Lady Anne Carey, later Countess of Clanbrassil, was the eldest daughter of Henry Carey, Earl of Monmouth, who was celebrated for his knowledge of languages. Anne, too, was highly educated and also, according to a family history compiled in the late seventeenth century, quick witted and very handsome. Among her possessions was a copy of her father’s translation of a treatise by the Augustinian philosopher Jean-François Senault—inscribed “Anne Clanbrasill, 1650”—which is now in the Frick Art Reference Library.
In 1635, she married James Hamilton, second Viscount Claneboye, a Scottish nobleman who received large plots of land in Ireland under King James I. During the English Civil War, the viscount fought for the royalist cause and was eventually elevated, in 1647, to the English peerage as Earl of Clanbrassil.
About 1635, Van Dyck painted several other members of the Carey family, including Lady Anne’s mother and her aunt, set against a similar pastoral background. This rustic setting catered to the taste of the English aristocracy, which sought refuge from an unstable political situation in Arcadian fantasies. Under Cromwell’s rule, the fortunes of the Clanbrassils started to dwindle. After her husband’s death, in 1659, Anne stayed in Ireland. In 1668, she married Sir Robert Maxwell, of County Down. She died in 1689.
Lady Anne Carey, Later Viscountess Claneboye and Countess of Clanbrassil
Anne Carey, later Countess of Clanbrassil, was the daughter of Henry Carey, second Earl of Monmouth, and Martha Cranfield.
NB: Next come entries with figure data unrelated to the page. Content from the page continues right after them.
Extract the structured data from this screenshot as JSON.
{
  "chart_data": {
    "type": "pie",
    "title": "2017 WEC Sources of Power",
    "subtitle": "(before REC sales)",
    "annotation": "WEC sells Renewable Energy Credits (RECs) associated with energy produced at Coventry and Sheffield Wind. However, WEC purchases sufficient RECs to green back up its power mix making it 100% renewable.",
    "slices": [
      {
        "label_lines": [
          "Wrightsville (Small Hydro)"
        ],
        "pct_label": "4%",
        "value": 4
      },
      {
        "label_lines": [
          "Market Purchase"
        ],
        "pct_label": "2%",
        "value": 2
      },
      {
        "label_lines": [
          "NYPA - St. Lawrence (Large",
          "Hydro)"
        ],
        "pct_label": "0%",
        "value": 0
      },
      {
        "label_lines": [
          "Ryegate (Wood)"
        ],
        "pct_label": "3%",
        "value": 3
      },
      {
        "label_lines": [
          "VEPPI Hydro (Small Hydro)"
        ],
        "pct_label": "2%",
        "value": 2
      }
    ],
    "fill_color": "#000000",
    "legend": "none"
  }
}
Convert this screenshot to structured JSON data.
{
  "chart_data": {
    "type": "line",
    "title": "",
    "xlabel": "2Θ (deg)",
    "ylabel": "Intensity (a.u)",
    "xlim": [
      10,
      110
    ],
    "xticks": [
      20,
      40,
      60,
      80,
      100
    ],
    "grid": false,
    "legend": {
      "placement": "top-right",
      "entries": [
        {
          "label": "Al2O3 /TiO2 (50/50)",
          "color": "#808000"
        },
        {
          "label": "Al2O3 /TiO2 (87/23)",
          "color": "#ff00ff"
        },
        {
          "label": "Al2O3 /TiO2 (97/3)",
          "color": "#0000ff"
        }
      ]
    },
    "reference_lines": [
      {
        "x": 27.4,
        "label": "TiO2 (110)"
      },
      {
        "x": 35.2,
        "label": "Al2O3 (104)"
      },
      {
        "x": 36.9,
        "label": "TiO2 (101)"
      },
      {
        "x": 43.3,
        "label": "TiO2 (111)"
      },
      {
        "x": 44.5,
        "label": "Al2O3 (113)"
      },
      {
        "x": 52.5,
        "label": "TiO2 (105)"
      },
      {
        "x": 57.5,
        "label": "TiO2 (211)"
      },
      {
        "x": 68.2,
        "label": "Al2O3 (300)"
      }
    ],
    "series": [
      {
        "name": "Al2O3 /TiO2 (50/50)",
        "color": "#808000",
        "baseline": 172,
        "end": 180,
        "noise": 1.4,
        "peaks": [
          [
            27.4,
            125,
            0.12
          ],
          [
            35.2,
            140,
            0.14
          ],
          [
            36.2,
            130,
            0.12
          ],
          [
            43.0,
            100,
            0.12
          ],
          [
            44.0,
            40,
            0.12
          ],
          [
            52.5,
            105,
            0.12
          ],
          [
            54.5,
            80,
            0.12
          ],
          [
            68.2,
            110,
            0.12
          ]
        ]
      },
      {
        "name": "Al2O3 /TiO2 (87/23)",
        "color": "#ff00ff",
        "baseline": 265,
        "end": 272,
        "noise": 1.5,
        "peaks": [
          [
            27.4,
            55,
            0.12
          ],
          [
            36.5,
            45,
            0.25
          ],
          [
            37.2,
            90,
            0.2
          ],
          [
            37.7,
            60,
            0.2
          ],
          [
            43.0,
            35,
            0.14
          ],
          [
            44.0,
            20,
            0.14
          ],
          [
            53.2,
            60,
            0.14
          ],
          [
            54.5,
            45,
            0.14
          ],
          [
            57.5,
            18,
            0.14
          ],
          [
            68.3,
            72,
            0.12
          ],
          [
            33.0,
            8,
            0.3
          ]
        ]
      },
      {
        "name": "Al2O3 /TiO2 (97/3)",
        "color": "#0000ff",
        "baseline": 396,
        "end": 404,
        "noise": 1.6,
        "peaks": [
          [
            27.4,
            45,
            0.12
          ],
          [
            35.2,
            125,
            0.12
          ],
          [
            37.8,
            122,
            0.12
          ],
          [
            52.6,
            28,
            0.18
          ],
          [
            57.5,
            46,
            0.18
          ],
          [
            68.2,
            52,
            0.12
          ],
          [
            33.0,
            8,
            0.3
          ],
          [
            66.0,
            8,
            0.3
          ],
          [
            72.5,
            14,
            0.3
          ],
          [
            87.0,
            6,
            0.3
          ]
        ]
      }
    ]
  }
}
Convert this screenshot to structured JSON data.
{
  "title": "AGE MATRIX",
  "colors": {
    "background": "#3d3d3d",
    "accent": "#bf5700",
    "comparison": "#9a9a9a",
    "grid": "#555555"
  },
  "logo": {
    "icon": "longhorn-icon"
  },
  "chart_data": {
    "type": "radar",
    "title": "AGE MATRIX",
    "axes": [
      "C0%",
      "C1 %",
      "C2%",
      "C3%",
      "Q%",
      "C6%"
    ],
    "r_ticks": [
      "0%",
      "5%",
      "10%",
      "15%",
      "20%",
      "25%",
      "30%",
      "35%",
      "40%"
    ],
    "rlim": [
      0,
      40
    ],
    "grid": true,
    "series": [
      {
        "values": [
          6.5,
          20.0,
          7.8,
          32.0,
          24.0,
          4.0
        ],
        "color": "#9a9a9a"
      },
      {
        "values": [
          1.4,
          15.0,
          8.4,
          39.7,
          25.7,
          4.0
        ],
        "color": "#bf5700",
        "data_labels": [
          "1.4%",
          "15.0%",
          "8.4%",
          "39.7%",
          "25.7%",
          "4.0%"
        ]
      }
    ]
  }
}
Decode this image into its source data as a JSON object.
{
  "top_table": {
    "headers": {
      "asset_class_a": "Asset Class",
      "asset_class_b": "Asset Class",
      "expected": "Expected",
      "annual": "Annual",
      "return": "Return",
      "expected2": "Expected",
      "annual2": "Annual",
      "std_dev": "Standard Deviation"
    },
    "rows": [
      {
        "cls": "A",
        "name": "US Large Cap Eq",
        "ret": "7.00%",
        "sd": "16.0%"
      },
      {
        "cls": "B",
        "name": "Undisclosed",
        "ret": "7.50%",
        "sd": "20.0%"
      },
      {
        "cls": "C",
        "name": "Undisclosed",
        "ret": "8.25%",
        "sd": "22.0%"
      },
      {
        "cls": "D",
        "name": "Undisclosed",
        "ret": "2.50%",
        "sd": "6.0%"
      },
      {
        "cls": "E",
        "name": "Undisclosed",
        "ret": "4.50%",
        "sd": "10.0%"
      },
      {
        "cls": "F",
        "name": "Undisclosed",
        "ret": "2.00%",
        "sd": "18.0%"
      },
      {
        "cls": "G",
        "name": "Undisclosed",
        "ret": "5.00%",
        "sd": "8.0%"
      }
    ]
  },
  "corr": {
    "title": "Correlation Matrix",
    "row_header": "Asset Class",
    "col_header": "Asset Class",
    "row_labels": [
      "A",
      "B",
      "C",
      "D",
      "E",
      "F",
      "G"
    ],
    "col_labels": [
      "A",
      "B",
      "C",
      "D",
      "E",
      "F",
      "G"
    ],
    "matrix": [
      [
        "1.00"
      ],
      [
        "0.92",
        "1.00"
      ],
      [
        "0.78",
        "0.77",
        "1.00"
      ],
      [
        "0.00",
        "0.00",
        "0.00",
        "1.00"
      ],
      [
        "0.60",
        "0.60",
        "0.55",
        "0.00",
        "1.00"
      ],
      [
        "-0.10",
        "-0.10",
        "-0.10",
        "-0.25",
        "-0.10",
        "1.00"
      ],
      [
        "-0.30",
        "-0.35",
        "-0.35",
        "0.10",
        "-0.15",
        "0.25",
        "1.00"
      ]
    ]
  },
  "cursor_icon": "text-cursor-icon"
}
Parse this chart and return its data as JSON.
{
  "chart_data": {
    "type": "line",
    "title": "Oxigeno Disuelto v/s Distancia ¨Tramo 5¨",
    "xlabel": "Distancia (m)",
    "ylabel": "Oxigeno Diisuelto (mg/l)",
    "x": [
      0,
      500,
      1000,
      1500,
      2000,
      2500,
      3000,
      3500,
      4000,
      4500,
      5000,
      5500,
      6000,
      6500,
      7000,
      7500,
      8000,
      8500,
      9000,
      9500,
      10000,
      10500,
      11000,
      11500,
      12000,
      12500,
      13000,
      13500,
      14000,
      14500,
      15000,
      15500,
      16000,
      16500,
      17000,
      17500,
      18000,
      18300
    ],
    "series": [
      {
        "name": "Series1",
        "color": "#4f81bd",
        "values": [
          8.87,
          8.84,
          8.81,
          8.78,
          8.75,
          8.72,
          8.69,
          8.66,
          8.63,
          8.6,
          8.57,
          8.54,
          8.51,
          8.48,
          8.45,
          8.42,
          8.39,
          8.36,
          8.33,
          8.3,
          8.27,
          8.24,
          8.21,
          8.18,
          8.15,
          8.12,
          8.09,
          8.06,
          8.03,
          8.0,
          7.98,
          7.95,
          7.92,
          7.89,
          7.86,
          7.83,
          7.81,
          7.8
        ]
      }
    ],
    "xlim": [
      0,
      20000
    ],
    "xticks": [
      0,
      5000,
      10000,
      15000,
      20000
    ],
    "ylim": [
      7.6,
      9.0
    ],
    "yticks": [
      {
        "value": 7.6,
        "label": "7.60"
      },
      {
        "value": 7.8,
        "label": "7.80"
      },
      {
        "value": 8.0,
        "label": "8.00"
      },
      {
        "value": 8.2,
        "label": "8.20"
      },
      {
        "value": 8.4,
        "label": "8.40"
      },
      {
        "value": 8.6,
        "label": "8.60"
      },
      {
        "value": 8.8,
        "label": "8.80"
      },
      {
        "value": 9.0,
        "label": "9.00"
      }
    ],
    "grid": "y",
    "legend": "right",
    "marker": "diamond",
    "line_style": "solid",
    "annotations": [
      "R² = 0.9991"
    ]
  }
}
According to a family history, the Countess of Clanbrassil was a “very handsome and witty” woman who was “extraordinary in knowledge, virtue, and piety.” This portrait was likely painted on the occasion of her engagement to James Hamilton, heir of a Scottish family that had received large land grants in Northern Ireland. Lady Anne strides to the left in an Arcadian landscape, with the boulder behind her framing a woodland vista. Van Dyck reused this backdrop in other portraits, catering to the taste of English aristocrats who sought refuge from an increasingly unstable political situation in pastoral fantasies.
Said to have belonged to the Duke of Buckingham. Lord Torrington. His sale (anonymous), January 24, 1778, Christie’s, Lot 172, sold for £58 16s to the sixth Earl of Denbigh. Earls of Denbigh, Newnham Paddox, Warwickshire. Frick, 1917.